MILAN (Reuters) -- Europe's new car market shrank at a slower pace in October than in recent months, but nearly all major groups still suffered double-digit declines, as consumers showed little inclination to make big-ticket purchases in a slow economy.
New car registrations in the EU and EFTA countries dropped 4.8 percent last month to 1 million vehicles, data published by Brussels-based industry group ACEA showed on Friday.
While October's decline was the second-smallest in a year, volume automakers such as PSA/Peugeot-Citroen, Renault and Opel/Vauxhall, which have borne the brunt of the downturn, are struggling to cut costs to survive until consumers feel confident enough about the future to start spending again.
The ACEA figures showed even Europe's best-selling brand, Volkswagen, posted a 0.5 percent dip in sales to 128,481 cars.

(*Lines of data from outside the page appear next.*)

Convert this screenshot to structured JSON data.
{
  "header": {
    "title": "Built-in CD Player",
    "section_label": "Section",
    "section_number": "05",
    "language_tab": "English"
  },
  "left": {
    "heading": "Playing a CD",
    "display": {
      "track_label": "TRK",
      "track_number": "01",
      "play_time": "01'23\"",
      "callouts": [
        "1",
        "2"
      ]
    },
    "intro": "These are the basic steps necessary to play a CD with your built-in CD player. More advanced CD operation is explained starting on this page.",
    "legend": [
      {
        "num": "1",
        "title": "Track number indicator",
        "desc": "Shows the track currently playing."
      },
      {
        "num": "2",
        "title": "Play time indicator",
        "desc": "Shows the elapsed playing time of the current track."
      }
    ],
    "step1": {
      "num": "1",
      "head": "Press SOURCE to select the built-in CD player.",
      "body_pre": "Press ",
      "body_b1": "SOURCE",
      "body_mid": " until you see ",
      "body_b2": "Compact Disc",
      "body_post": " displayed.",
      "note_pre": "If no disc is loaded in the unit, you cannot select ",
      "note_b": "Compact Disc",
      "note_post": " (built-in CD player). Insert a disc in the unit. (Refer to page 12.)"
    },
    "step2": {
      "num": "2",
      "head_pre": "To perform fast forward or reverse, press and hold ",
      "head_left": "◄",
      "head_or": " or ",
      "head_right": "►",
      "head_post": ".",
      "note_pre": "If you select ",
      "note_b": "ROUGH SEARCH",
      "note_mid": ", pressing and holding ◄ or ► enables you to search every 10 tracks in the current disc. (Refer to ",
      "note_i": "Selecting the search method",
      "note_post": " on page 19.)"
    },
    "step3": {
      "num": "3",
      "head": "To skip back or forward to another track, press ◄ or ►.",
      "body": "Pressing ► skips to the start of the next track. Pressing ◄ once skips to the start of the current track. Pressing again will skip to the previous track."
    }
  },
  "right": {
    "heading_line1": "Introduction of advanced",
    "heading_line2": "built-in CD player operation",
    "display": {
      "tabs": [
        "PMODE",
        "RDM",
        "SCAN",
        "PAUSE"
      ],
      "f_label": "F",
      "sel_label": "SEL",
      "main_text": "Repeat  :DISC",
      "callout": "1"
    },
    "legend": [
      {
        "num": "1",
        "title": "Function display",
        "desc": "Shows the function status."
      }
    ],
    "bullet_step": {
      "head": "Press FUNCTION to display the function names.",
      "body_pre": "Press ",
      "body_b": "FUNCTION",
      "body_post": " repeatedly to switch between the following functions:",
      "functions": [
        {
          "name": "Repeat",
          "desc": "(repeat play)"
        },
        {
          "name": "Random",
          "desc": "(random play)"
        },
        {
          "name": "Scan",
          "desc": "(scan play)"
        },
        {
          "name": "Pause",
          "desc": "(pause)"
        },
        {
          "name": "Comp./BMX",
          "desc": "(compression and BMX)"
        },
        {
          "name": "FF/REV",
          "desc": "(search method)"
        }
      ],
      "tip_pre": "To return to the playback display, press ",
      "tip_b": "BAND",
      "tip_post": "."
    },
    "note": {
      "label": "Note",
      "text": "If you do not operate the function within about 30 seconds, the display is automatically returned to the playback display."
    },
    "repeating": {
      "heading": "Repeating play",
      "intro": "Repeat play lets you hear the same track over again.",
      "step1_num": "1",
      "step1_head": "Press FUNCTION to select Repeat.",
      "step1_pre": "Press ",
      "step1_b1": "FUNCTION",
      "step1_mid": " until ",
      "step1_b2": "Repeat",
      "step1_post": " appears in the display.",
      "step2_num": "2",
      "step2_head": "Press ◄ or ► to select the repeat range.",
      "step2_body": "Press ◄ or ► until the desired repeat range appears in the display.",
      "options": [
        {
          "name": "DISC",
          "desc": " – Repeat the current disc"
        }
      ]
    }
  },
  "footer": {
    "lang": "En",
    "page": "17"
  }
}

So far this year, western Europe's car market has shrunk by 7.3 percent to 10,327,276 million vehicles, ACEA said, led by double-digit declines in crisis-hit Greece, Portugal and Italy.
The UK was the only major market to post material growth in October, up 12.1 percent to 151,252 in October.
Ford, Europe's No. 2-selling brand, saw sales fall 8.3 percent to 72,330 cars, and General Motors' Opel/Vauxhall subsidiary shrank by 12.8 percent to 57,758.
PSA regained its place as the best-selling French brand, selling 63,997 cars, or 4.5 percent less than a year earlier, to Renault's 63,690, down 25.5 percent.